From Kindle e-book to Acclaimed Hollywood Blockbuster: the Rise of Andy Weir, The Martian, and the Online Book Release
October 2, 2015 § 2 Comments
You’d be hard-pressed to turn your attention to any media right now without catching something about The Martian. Virtually every commercial break features a trailer for the film, and just about everyone affiliated with it has conducted interviews widely across various platforms.
Matt Damon, the star of the film, has garnered the most response to his interviews; however, much of that attention has been negative, as some of the comments he has made have been construed as racist and sexist. While the qualms some have expressed with Damon’s statements likely won’t have much of an impact on the opening weekend ticket sales, which are expected to be very strong – I suppose we’ll know for sure in only a few days – he has perhaps managed to draw some attention away a fascinating narrative related to the film that otherwise might have been the most talked-about subject: the unlikely journey and methods of Andy Weir, the author of the novel from which the film is adapted. However, as the film’s public moment reaches its apex, it seems that the negative buzz about Damon can no longer keep Weir from entering into what he calls the “seventh minute of his fifteen minutes” of fame.1
While 43-year-old author was not involved in the actual making of the film, Weir would likely agree that it was about time someone else did some work on the story he created. We are normally wrong when we imagine that an author produced a novel independent of anyone else – the process of authoring is almost always far more complicated than that, with editors playing an especially important role in the process. However, in the case of Weir and The Martian, the idea of the single creator holds true. Weir initially published the novel serially on his own website for free. He followed by self-publishing it on the Amazon Kindle web-store for the minimum $0.99. Only after the novel became a massive success on Amazon did the novel receive a large scale print release by a major publishing company, and, in 2014, it became a New York Times bestseller.

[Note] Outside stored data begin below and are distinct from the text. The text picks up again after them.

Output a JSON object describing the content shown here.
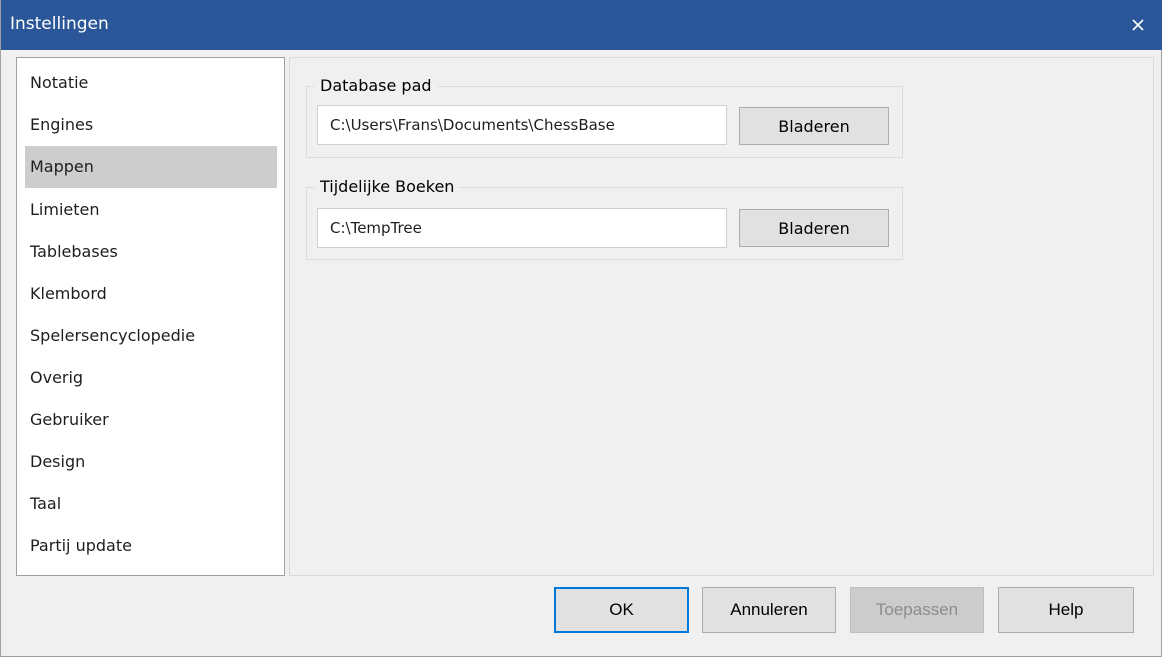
{
  "window": {
    "title": "Instellingen",
    "close_icon": "close-icon",
    "accent_color": "#2b579a"
  },
  "sidebar": {
    "items": [
      {
        "label": "Notatie"
      },
      {
        "label": "Engines"
      },
      {
        "label": "Mappen"
      },
      {
        "label": "Limieten"
      },
      {
        "label": "Tablebases"
      },
      {
        "label": "Klembord"
      },
      {
        "label": "Spelersencyclopedie"
      },
      {
        "label": "Overig"
      },
      {
        "label": "Gebruiker"
      },
      {
        "label": "Design"
      },
      {
        "label": "Taal"
      },
      {
        "label": "Partij update"
      }
    ],
    "selected": "Mappen"
  },
  "main": {
    "groups": [
      {
        "legend": "Database pad",
        "path_value": "C:\\Users\\Frans\\Documents\\ChessBase",
        "browse_label": "Bladeren"
      },
      {
        "legend": "Tijdelijke Boeken",
        "path_value": "C:\\TempTree",
        "browse_label": "Bladeren"
      }
    ]
  },
  "footer": {
    "ok_label": "OK",
    "cancel_label": "Annuleren",
    "apply_label": "Toepassen",
    "help_label": "Help"
  }
}
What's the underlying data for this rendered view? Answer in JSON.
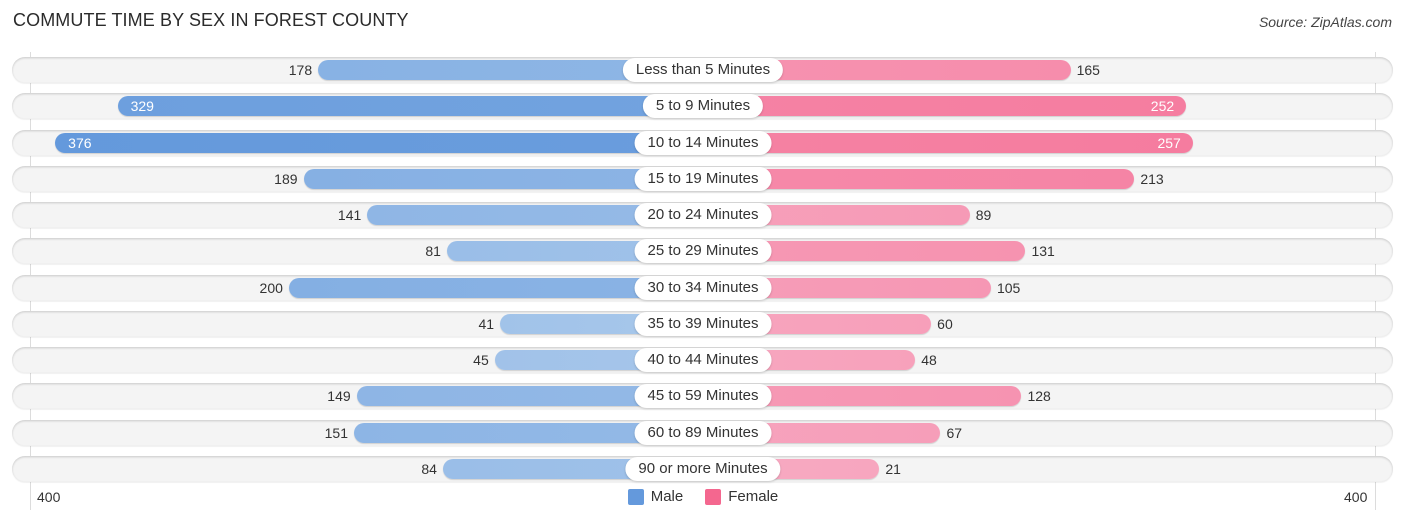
{
  "header": {
    "title": "COMMUTE TIME BY SEX IN FOREST COUNTY",
    "source": "Source: ZipAtlas.com"
  },
  "colors": {
    "male_strong": "#6499dc",
    "male_light": "#a9c8eb",
    "female_strong": "#f4678f",
    "female_light": "#f7aac2"
  },
  "chart_data": {
    "type": "bar",
    "orientation": "horizontal-diverging",
    "title": "COMMUTE TIME BY SEX IN FOREST COUNTY",
    "categories": [
      "Less than 5 Minutes",
      "5 to 9 Minutes",
      "10 to 14 Minutes",
      "15 to 19 Minutes",
      "20 to 24 Minutes",
      "25 to 29 Minutes",
      "30 to 34 Minutes",
      "35 to 39 Minutes",
      "40 to 44 Minutes",
      "45 to 59 Minutes",
      "60 to 89 Minutes",
      "90 or more Minutes"
    ],
    "series": [
      {
        "name": "Male",
        "side": "left",
        "values": [
          178,
          329,
          376,
          189,
          141,
          81,
          200,
          41,
          45,
          149,
          151,
          84
        ]
      },
      {
        "name": "Female",
        "side": "right",
        "values": [
          165,
          252,
          257,
          213,
          89,
          131,
          105,
          60,
          48,
          128,
          67,
          21
        ]
      }
    ],
    "axis": {
      "left_label": "400",
      "right_label": "400",
      "max": 400
    },
    "legend": {
      "position": "bottom-center",
      "entries": [
        "Male",
        "Female"
      ]
    },
    "xlabel": "",
    "ylabel": ""
  }
}
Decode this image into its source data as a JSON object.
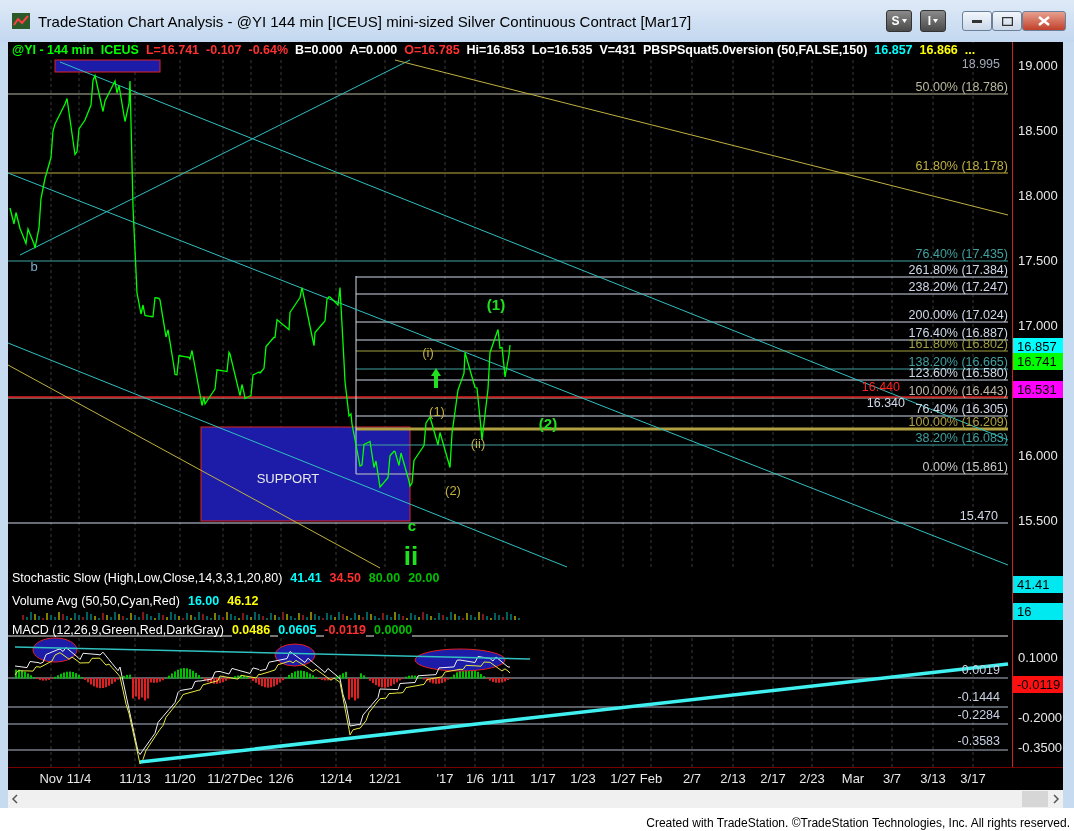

To make Weir’s rise even more improbable, Weir had, until recently, been working full-time as a software engineer, having abandoned hopes of becoming a financially-successful author years ago. However, he remained invested in the genre despite the improbability of financial success, and he published a number of stories on his website prior to The Martian’s success. However, bizarrely enough, Weir is arguably so successful because he was forced to work outside of the traditional publishing paradigm. He garnered a reputation and fanbase from his 2009 work of flash fiction “The Egg,” and this devoted community of fans helped get The Martian off the ground and into the realm of public opinion when the novel was rejected by numerous publishers.
While Weir’s success is certainly particular and cannot be expected for everyone who publishes a story online, it is interesting to view within a larger framework. The Martian’s trajectory bears an uncanny resemblance to that of E.L. James’s 50 Shades of Grey, even if the plots of these novels (and the fanbases who consume them) seem about as different as one could imagine. Both books achieved success through recognition within the online community and their existence outside of the traditional publishing framework. The accessibility of these texts cannot be understated – they were both available immediately and cheaply, an attractive option for consumers given the ever-increasing price of new books. Both novels were fundamentally of the people, deconstructing notions of hierarchy between the community and the writers. Therefore, you could imagine that they put forward a new paradigm for authors – particularly in genres with particularly devoted readerships, like science fiction.
Sure, both Weir and James accepted the traditional book rollout when given the opportunity to do so – they are individuals, not strict adherents to a new form of distribution, so they will understandably do what is most viable for them economically at the moment. And maybe that is the final evolution of the trajectory – one establishes an underground following online, and one then parlays that to signing with a major publication. However, it is also possible to imagine that the online-only method of distribution could become viable on its own, and authors like Weir would not require the support of a major book publisher. Conceivably, one day, the next huge blockbuster could make its way to a theater near you without a physical copy of the book every being available at a Wal-Mart check-out line or in a stand at the front of a Barnes &Noble.
Weir has claimed that his next novel is “a more traditional sci-fi novel. It has aliens, telepathy, faster-than-light travel, etc.” 2 Given the success The Martian has garnered and the colossal financial windfall he is likely experiencing, a deepening of the generic elements of science fiction is an interesting move on Weir’s part. It would be difficult for many in Weir’s place to depart from the type of fiction that finally skyrocketed them to fame. However, as I have suggested, perhaps Weir is after a new type of fame that doesn’t have to adhere to our traditional expectations.